M de Mãe e P de Pai

Lara LimaLara Lima
Directora BmQ, Terapeuta e Coach
lara@bmqbylaralima.com

 

 

A poucos dias do final do ano é tempo de balanço e de fechar assuntos pelo que o tema me parece perfeito, afinal para cada M de Mãe existe um P de Pai, esteja ele associado ou não à mesma morada. Ser Pai não deve ser tarefa fácil. Reflicto muitas vezes sobre este tema com grávidas com quem trabalho, e confronto-as com alguns desafios que para as Mães são tão desconhecidos como para os Pais a sensação de receber um pontapé de dentro para fora. Vejamos alguns P de Pais que passam despercebidos mas que fazem olhar com outros olhos, e talvez um pouco mais de compreensão, para o P de Pai.

P DE PAI E DE PREMATURO 

Esta é a primeira situação com que um Pai se depara. Ainda mal nasceu como Pai e já é esperado que se comporte como um a sério (se é que existem Pais a brincar). Para as Mães é fácil perceber que a vida vai mudar desde o momento em que um par de células se permite multiplicar naquele que até então foi um ventre unipessoal, mas será assim para os Pais? Seguramente que não. Um Pai é chamado de Pai sem que para ele nada mude além dos tracinhos no teste de gravidez e a bomba hormonal em que se tornou a companheira. Não deve ser fácil ser o que ainda não se é.
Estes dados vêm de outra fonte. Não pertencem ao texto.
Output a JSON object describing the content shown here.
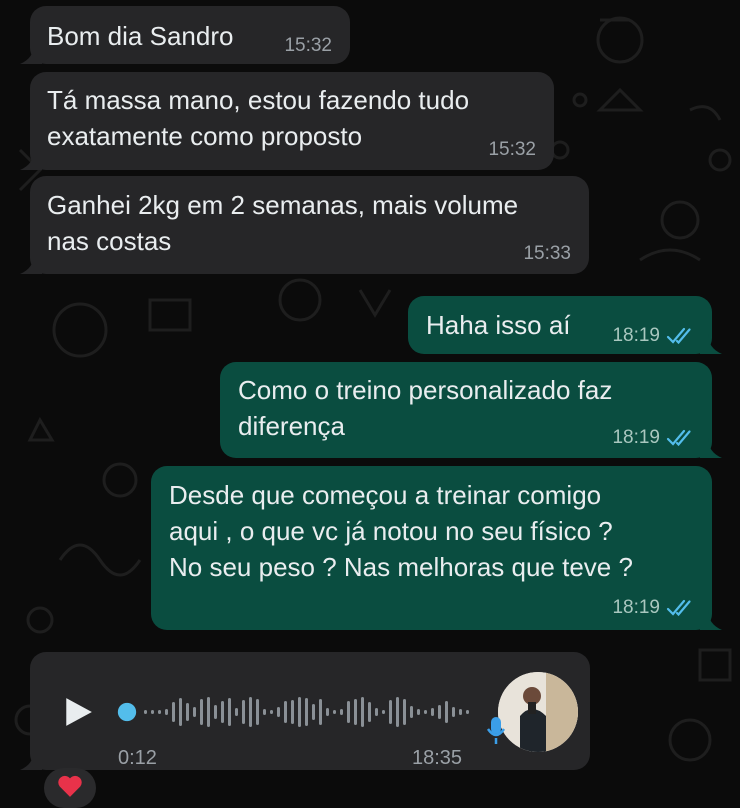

E reagir a comentários como: Então, que tal a nova vida de Pai?, Tu não sentes nada? ou Como é possível não estares sempre a pensar nele?

P DE PAI E DE PARTEIRO  

É um assunto delicado, principalmente para mim que como doula Ayurveda. Questiono-me sobre por que é que a sociedade espera que o Pai tenha consciência do que fazer para ajudar no trabalho de parto? E por que é que a sociedade médica espera que o Pai não ajude em nada? Numa sociedade em que o papel do Pai é reivindicado como um direito, e exigência materna, é urgente criar mais cursos de Preparação para o Parto para os Pais – eu só conheço o Super Pais, do www.bmqbylaralima.com. É preciso que mais Pais também queiram frequentar os cursos e entenderem o papel decisivo que podem ter na concretização de um parto suave. Estar ao lado da Mãe é mais do que dar a mão, dizer para respirar ou marcar presença.

P DE PAI E DE PURGATÓRIO 

Se o Purgatório é um lugar entre o Céu e o Inferno, acredito que esse é o lugar onde a maior parte dos Pais se encontra naquelas horas marcadas pelo relógio da sala de parto. Um lugar onde sentem a intemporalidade do Inferno, ao verem as suas amadas a sofrerem para trazerem o bebé ao Mundo, e ao mesmo tempo aguardarem pelo Céu, aquele momento prometido em que ouvem: Parabéns, aqui está o seu bebé, perfeito e saudável! Às vezes faço o exercício de me imaginar como espectadora dos meus partos, sem poder fazer nada a não ser esperar que a coisa se dê. Horas infindáveis em que tenho de estar acordada, a apoiar, sem fazer ideia de como se sente o eu que está ali a sentir aquelas dores incríveis.

P DE PAI E DE:

  • PERSEVERANÇA, porque mantém o seu amor de forma inabalável apesar de, aparentemente, a Mãe ser a solução para todos os lamentos e dores;
  • PRESCINDIR, porque o Pai prescinde de protagonismo mesmo quando também ele sofreu durante horas na expectativa da Mãe e filho estarem bem depois de horas de esforço;
  • PARADIGMA, quando naqueles minutos após o nascimento tem de decidir se fica com a Mãe ou acompanha o bebé quando vai ser avaliado pelo pediatra;
  • PRENDADO, porque tem de aprender a dar banho, mudar a fralda e dar a papa mesmo nunca tendo treinado para isso na infância;
  • PRECONCEITO, quando decide ficar em casa em vez de ir trabalhar para tomar conta do filho;
  • PRESCINDÍVEL, por ser Imprescindível;
  • PROTAGONISTA, Pai só há um;
  • PRETERIDO muitas vezes às Avós para tomar conta do pequeno apesar de, como a Mãe, ninguém ser capaz de o fazer melhor;

 

P de Pai e de Parabéns a todos os que assumem o Papel de Pai que é um papel fundamental e de apoio incondicional à Mãe, mesmo antes de o bebé nascer. Parabéns às Mães que incentivam e treinam os Pais desde o primeiro dia porque, como em qualquer parceria, também Pai e Mãe têm papéis e acordos que devem ser definidos antes e redefinidos a cada momento de forma a permitirem que os envolvidos brilhem diante da criança a quem chamam de Filho/a.